Loans by micro-finance institutions (MFIs) declined to $183,4 million in the half-year ended June 2016 compared to $187,2 million as at December 31, 2015 as the harsh economic environment restricted lending, the Reserve Bank of Zimbabwe (RBZ) has said.
BY TARISAI MANDIZHA
In his 2016 mid-term monetary policy review statement, RBZ governor John Mangudya said the micro-finance sector was highly concentrated with the top 20 MFIs controlling 86,97% of total microfinance sector loans as at June 30, 2016.
“While productive lending is still below consumptive lending, the sector has registered notable re-orientation of the microfinance lending portfolios towards productive lending,” Mangudya said.
In the period under review, consumptive lending declined to 54,0% in 2016 from 70,9% of total loans in 2013.

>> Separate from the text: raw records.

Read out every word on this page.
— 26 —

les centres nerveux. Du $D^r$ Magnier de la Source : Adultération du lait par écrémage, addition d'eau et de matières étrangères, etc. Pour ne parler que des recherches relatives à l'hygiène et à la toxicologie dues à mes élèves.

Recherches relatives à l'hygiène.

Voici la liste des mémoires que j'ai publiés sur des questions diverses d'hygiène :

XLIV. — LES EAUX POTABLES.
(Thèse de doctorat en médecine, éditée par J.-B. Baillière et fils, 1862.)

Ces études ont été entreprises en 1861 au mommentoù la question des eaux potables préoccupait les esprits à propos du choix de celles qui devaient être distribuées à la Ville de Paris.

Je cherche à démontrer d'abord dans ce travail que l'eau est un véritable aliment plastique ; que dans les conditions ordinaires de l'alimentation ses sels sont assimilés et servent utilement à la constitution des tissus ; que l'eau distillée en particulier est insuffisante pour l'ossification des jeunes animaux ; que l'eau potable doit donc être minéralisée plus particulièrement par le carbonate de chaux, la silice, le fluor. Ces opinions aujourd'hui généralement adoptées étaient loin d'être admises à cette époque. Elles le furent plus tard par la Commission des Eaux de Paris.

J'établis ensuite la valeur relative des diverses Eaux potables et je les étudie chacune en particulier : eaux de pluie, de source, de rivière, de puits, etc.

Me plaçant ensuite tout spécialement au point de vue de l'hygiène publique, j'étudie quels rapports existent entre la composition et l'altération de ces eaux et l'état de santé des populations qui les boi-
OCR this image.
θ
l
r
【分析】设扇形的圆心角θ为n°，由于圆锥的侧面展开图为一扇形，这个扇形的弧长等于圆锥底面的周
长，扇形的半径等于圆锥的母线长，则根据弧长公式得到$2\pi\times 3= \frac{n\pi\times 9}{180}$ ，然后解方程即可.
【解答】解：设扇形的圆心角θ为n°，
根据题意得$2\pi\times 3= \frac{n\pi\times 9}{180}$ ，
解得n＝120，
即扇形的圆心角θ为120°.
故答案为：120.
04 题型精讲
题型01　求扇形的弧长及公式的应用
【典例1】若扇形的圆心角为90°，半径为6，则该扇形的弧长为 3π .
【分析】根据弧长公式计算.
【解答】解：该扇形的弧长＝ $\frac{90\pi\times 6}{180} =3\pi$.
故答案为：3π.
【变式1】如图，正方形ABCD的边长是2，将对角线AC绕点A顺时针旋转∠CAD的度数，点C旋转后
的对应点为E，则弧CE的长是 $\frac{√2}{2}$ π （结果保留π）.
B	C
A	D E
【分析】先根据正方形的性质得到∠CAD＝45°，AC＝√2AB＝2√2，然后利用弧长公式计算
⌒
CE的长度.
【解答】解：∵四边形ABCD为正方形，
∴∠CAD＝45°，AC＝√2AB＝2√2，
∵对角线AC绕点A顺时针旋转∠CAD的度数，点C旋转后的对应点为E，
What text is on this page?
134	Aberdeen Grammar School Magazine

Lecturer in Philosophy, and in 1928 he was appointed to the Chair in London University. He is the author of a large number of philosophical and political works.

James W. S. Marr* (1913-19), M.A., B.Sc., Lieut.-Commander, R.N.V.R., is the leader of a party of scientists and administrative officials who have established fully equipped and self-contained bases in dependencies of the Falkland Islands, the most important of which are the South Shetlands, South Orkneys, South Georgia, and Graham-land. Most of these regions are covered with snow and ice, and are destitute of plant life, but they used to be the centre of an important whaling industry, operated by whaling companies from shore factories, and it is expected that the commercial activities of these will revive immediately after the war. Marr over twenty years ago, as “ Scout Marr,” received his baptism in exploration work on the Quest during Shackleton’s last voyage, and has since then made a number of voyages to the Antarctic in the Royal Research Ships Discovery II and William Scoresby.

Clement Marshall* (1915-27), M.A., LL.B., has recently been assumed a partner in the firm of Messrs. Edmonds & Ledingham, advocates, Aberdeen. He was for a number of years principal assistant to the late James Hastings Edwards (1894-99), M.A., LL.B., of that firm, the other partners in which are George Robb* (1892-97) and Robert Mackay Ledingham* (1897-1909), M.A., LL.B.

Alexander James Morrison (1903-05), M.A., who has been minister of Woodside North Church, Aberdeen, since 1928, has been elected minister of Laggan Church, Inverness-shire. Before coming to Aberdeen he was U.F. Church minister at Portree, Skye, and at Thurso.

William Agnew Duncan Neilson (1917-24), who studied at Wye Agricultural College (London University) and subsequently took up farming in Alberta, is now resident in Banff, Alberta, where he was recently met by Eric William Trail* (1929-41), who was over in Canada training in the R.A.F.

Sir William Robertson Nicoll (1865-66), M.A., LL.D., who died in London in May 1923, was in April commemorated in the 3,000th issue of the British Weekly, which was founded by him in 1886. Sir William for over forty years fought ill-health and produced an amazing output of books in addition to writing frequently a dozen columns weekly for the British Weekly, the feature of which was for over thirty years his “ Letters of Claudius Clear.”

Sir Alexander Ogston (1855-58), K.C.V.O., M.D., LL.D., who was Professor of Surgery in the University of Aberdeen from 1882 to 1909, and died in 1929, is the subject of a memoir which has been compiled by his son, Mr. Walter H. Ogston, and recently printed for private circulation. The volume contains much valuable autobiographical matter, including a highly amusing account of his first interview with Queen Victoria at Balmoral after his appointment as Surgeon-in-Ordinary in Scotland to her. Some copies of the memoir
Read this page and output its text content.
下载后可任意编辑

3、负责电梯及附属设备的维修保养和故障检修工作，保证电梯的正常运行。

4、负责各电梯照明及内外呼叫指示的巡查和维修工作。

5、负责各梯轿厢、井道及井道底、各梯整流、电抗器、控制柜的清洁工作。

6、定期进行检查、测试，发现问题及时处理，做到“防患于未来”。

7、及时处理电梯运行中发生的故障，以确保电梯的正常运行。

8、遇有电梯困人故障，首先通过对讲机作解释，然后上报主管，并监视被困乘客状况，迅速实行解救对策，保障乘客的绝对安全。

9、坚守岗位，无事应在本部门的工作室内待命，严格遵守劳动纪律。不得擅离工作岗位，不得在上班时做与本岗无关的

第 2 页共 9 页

The number of licensed institutions grew to 164 for the half year ended June 2016 from 152 in December 2015. Total assets grew to $250,97 million from $225,13 million in December 2015.
Mangudya said a robust credit infrastructure was critical for efficient operation of financial systems and by definition credit infrastructure was the set of laws and institutions that enable efficient and effective access to finance, stability and socially responsible economic growth.
“The key elements of an effective credit infrastructure are credit reference systems; secured transactions and collateral registries and insolvency and debt resolution frameworks,” he said.
He, however, said RBZ, in collaboration with government, has been seized with reforms aimed at enhancing the efficient operations of financial markets.
“The current initiatives to enhance credit infrastructure is expected to reduce the level of information asymmetry thus unlocking the potential for thousands of businesses to borrow, invest and grow.
In addition, credit infrastructure is expected to reduce the cost of credit thus lowering the cost of doing business and promoting price competitiveness and production,” he said.